Der Leser, der nur halbwegs an englischen Mythen interessiert ist, wird bestimmt einmal auf ARTUS und seine damit verbundenen Legenden gestoßen sein. Aber keine (bestimmt gar keine!) wird auch nur ansatzweise mit den in ONCE & FUTURE auftretenden Interpretationen übereinstimmen. Neben den bisher bekannten Figuren aus den ersten beiden Bänden (MERLIN gehört natürlich auch dazu) tritt nicht nur DER GRÜNE RITTER auf (eine sehr skurrile Figur), sondern mit LANCELOT ein Charakter, der gerade in der SAGA um die diversen RITTER DER TAFELRUNDE eine sehr spezielle Rolle einnimmt.

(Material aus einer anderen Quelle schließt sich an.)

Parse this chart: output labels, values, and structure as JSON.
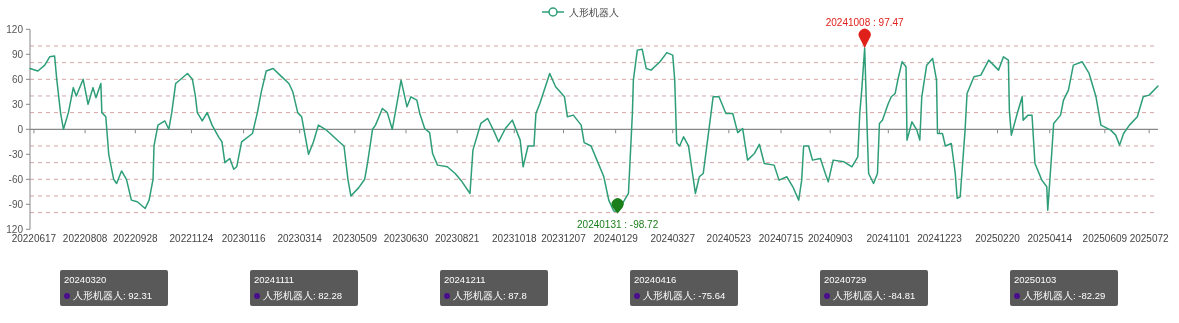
{
  "chart_data": {
    "type": "line",
    "legend": "top",
    "marker": "none",
    "line_style": "solid",
    "xlim": [
      "2022-06-13",
      "2025-08-02"
    ],
    "ylim": [
      -120,
      120
    ],
    "yticks": [
      {
        "value": -120,
        "label": "120"
      },
      -90,
      -60,
      -30,
      0,
      30,
      60,
      90,
      120
    ],
    "xticks": [
      {
        "value": "2022-06-17",
        "label": "20220617"
      },
      {
        "value": "2022-08-08",
        "label": "20220808"
      },
      {
        "value": "2022-09-28",
        "label": "20220928"
      },
      {
        "value": "2022-11-24",
        "label": "20221124"
      },
      {
        "value": "2023-01-16",
        "label": "20230116"
      },
      {
        "value": "2023-03-14",
        "label": "20230314"
      },
      {
        "value": "2023-05-09",
        "label": "20230509"
      },
      {
        "value": "2023-06-30",
        "label": "20230630"
      },
      {
        "value": "2023-08-21",
        "label": "20230821"
      },
      {
        "value": "2023-10-18",
        "label": "20231018"
      },
      {
        "value": "2023-12-07",
        "label": "20231207"
      },
      {
        "value": "2024-01-29",
        "label": "20240129"
      },
      {
        "value": "2024-03-27",
        "label": "20240327"
      },
      {
        "value": "2024-05-23",
        "label": "20240523"
      },
      {
        "value": "2024-07-15",
        "label": "20240715"
      },
      {
        "value": "2024-09-03",
        "label": "20240903"
      },
      {
        "value": "2024-11-01",
        "label": "20241101"
      },
      {
        "value": "2024-12-23",
        "label": "20241223"
      },
      {
        "value": "2025-02-20",
        "label": "20250220"
      },
      {
        "value": "2025-04-14",
        "label": "20250414"
      },
      {
        "value": "2025-06-09",
        "label": "20250609"
      },
      {
        "value": "2025-07-24",
        "label": "2025072"
      }
    ],
    "ref_lines": [
      {
        "axis": "y",
        "value": 100,
        "color": "#d4a5a5",
        "line_style": "dashed"
      },
      {
        "axis": "y",
        "value": 80,
        "color": "#d4a5a5",
        "line_style": "dashed"
      },
      {
        "axis": "y",
        "value": 60,
        "color": "#d4a5a5",
        "line_style": "dashed"
      },
      {
        "axis": "y",
        "value": 40,
        "color": "#d4a5a5",
        "line_style": "dashed"
      },
      {
        "axis": "y",
        "value": 20,
        "color": "#d4a5a5",
        "line_style": "dashed"
      },
      {
        "axis": "y",
        "value": -20,
        "color": "#d4a5a5",
        "line_style": "dashed"
      },
      {
        "axis": "y",
        "value": -40,
        "color": "#d4a5a5",
        "line_style": "dashed"
      },
      {
        "axis": "y",
        "value": -60,
        "color": "#d4a5a5",
        "line_style": "dashed"
      },
      {
        "axis": "y",
        "value": -80,
        "color": "#d4a5a5",
        "line_style": "dashed"
      },
      {
        "axis": "y",
        "value": -100,
        "color": "#d4a5a5",
        "line_style": "dashed"
      }
    ],
    "annotations": [
      {
        "text": "20241008 : 97.47",
        "x": "2024-10-08",
        "y": 97.47
      },
      {
        "text": "20240131 : -98.72",
        "x": "2024-01-31",
        "y": -98.72
      },
      "20240320\n人形机器人: 92.31",
      "20241111\n人形机器人: 82.28",
      "20241211\n人形机器人: 87.8",
      "20240416\n人形机器人: -75.64",
      "20240729\n人形机器人: -84.81",
      "20250103\n人形机器人: -82.29"
    ],
    "x": [
      "2022-06-13",
      "2022-06-21",
      "2022-06-28",
      "2022-07-03",
      "2022-07-08",
      "2022-07-10",
      "2022-07-14",
      "2022-07-17",
      "2022-07-22",
      "2022-07-27",
      "2022-07-30",
      "2022-08-06",
      "2022-08-11",
      "2022-08-16",
      "2022-08-19",
      "2022-08-24",
      "2022-08-25",
      "2022-08-29",
      "2022-09-01",
      "2022-09-06",
      "2022-09-09",
      "2022-09-14",
      "2022-09-19",
      "2022-09-24",
      "2022-09-30",
      "2022-10-08",
      "2022-10-12",
      "2022-10-16",
      "2022-10-17",
      "2022-10-21",
      "2022-10-28",
      "2022-11-01",
      "2022-11-04",
      "2022-11-08",
      "2022-11-20",
      "2022-11-25",
      "2022-11-28",
      "2022-11-30",
      "2022-12-05",
      "2022-12-10",
      "2022-12-15",
      "2022-12-22",
      "2022-12-25",
      "2022-12-28",
      "2023-01-02",
      "2023-01-06",
      "2023-01-09",
      "2023-01-14",
      "2023-01-25",
      "2023-01-30",
      "2023-02-03",
      "2023-02-08",
      "2023-02-15",
      "2023-02-22",
      "2023-03-03",
      "2023-03-07",
      "2023-03-12",
      "2023-03-16",
      "2023-03-23",
      "2023-03-28",
      "2023-04-02",
      "2023-04-09",
      "2023-04-14",
      "2023-04-23",
      "2023-04-28",
      "2023-05-02",
      "2023-05-05",
      "2023-05-13",
      "2023-05-19",
      "2023-05-22",
      "2023-05-27",
      "2023-05-30",
      "2023-06-06",
      "2023-06-11",
      "2023-06-16",
      "2023-06-19",
      "2023-06-25",
      "2023-07-01",
      "2023-07-05",
      "2023-07-11",
      "2023-07-14",
      "2023-07-19",
      "2023-07-24",
      "2023-07-27",
      "2023-08-01",
      "2023-08-11",
      "2023-08-19",
      "2023-08-26",
      "2023-09-03",
      "2023-09-06",
      "2023-09-14",
      "2023-09-21",
      "2023-09-28",
      "2023-10-02",
      "2023-10-09",
      "2023-10-16",
      "2023-10-21",
      "2023-10-24",
      "2023-10-27",
      "2023-11-01",
      "2023-11-07",
      "2023-11-09",
      "2023-11-13",
      "2023-11-23",
      "2023-11-29",
      "2023-12-08",
      "2023-12-11",
      "2023-12-17",
      "2023-12-25",
      "2023-12-28",
      "2024-01-04",
      "2024-01-10",
      "2024-01-17",
      "2024-01-22",
      "2024-01-27",
      "2024-01-31",
      "2024-02-11",
      "2024-02-15",
      "2024-02-16",
      "2024-02-20",
      "2024-02-25",
      "2024-02-29",
      "2024-03-05",
      "2024-03-14",
      "2024-03-21",
      "2024-03-27",
      "2024-03-29",
      "2024-03-31",
      "2024-04-03",
      "2024-04-07",
      "2024-04-12",
      "2024-04-19",
      "2024-04-23",
      "2024-04-27",
      "2024-05-04",
      "2024-05-07",
      "2024-05-13",
      "2024-05-20",
      "2024-05-27",
      "2024-06-01",
      "2024-06-06",
      "2024-06-11",
      "2024-06-18",
      "2024-06-23",
      "2024-06-28",
      "2024-07-08",
      "2024-07-13",
      "2024-07-21",
      "2024-07-27",
      "2024-08-02",
      "2024-08-05",
      "2024-08-07",
      "2024-08-12",
      "2024-08-16",
      "2024-08-24",
      "2024-08-29",
      "2024-09-01",
      "2024-09-06",
      "2024-09-17",
      "2024-09-25",
      "2024-10-01",
      "2024-10-03",
      "2024-10-05",
      "2024-10-08",
      "2024-10-10",
      "2024-10-12",
      "2024-10-17",
      "2024-10-21",
      "2024-10-23",
      "2024-10-26",
      "2024-11-01",
      "2024-11-04",
      "2024-11-08",
      "2024-11-11",
      "2024-11-15",
      "2024-11-19",
      "2024-11-20",
      "2024-11-25",
      "2024-11-30",
      "2024-12-03",
      "2024-12-05",
      "2024-12-10",
      "2024-12-16",
      "2024-12-20",
      "2024-12-21",
      "2024-12-26",
      "2024-12-29",
      "2025-01-04",
      "2025-01-08",
      "2025-01-10",
      "2025-01-13",
      "2025-01-18",
      "2025-01-20",
      "2025-01-27",
      "2025-02-03",
      "2025-02-11",
      "2025-02-21",
      "2025-02-26",
      "2025-03-03",
      "2025-03-04",
      "2025-03-06",
      "2025-03-12",
      "2025-03-17",
      "2025-03-18",
      "2025-03-23",
      "2025-03-27",
      "2025-03-30",
      "2025-04-06",
      "2025-04-11",
      "2025-04-12",
      "2025-04-16",
      "2025-04-18",
      "2025-04-25",
      "2025-04-28",
      "2025-05-03",
      "2025-05-08",
      "2025-05-17",
      "2025-05-24",
      "2025-05-31",
      "2025-06-05",
      "2025-06-15",
      "2025-06-20",
      "2025-06-24",
      "2025-06-28",
      "2025-07-04",
      "2025-07-12",
      "2025-07-18",
      "2025-07-24",
      "2025-08-02"
    ],
    "series": [
      {
        "name": "人形机器人",
        "color": "#2e9e78",
        "values": [
          73,
          70,
          77,
          87,
          88,
          62,
          20,
          0,
          20,
          50,
          40,
          60,
          30,
          50,
          38,
          55,
          20,
          15,
          -30,
          -60,
          -65,
          -50,
          -60,
          -85,
          -87,
          -95,
          -85,
          -60,
          -20,
          5,
          10,
          0,
          20,
          55,
          67,
          60,
          40,
          20,
          10,
          20,
          5,
          -10,
          -15,
          -40,
          -35,
          -48,
          -45,
          -15,
          -5,
          20,
          45,
          70,
          73,
          65,
          55,
          45,
          20,
          15,
          -30,
          -15,
          5,
          0,
          -5,
          -15,
          -20,
          -60,
          -80,
          -70,
          -60,
          -40,
          0,
          5,
          25,
          20,
          0,
          19,
          59,
          27,
          39,
          35,
          19,
          1,
          -4,
          -29,
          -43,
          -45,
          -53,
          -63,
          -77,
          -25,
          7,
          13,
          -4,
          -15,
          1,
          11,
          -4,
          -13,
          -45,
          -20,
          -20,
          19,
          31,
          67,
          51,
          39,
          15,
          17,
          5,
          -16,
          -20,
          -37,
          -57,
          -85,
          -98,
          -98.72,
          -77,
          19,
          59,
          95,
          96,
          73,
          71,
          81,
          92,
          89,
          59,
          -16,
          -20,
          -9,
          -20,
          -77,
          -57,
          -53,
          11,
          39,
          39,
          19,
          19,
          -4,
          1,
          -37,
          -29,
          -18,
          -41,
          -43,
          -61,
          -57,
          -69,
          -85,
          -61,
          -20,
          -20,
          -37,
          -35,
          -53,
          -63,
          -37,
          -39,
          -45,
          -33,
          19,
          47,
          97.47,
          19,
          -53,
          -65,
          -53,
          7,
          11,
          31,
          39,
          43,
          61,
          81,
          75,
          -13,
          9,
          -1,
          -13,
          39,
          77,
          85,
          59,
          -5,
          -5,
          -20,
          -17,
          -53,
          -83,
          -81,
          -1,
          43,
          63,
          65,
          83,
          71,
          87,
          83,
          23,
          -7,
          19,
          39,
          11,
          17,
          17,
          -41,
          -61,
          -69,
          -97,
          -29,
          7,
          17,
          35,
          47,
          77,
          81,
          67,
          39,
          5,
          -1,
          -7,
          -19,
          -5,
          5,
          15,
          39,
          41,
          52
        ]
      }
    ]
  }
}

KIERON GILLEN nimmt diese Figur und benutzt sie als Trigger, um weitere (folgenschwere) Ereignisse in Gang zu setzen. Um es sich vorstellen zu können (für jene, die bisher noch keinen Blick in ONCE & FUTURE geworfen haben): Zeichner DAN MORA hat aus den RITTERN eine Art ZOMBIE in einer RITTERRÜSTUNG gemacht. Ferner gibt er ihnen Eigenschaften mit, die auch über das übliche Maß einer fantastischen Kreatur hinausreichen. Das sorgt für viele (sehr viele) Überraschungen, nicht nur für den Leser, die Helden des Abenteuers sind ebenfalls öfters kurz vor der Sprachlosigkeit. Selbst BRIDGETTE, eine alte Dame mit MONSTERJÄGERVERGANGENHEIT, hat nicht alles, was ihr hier über den Weg läuft, schon gesehen.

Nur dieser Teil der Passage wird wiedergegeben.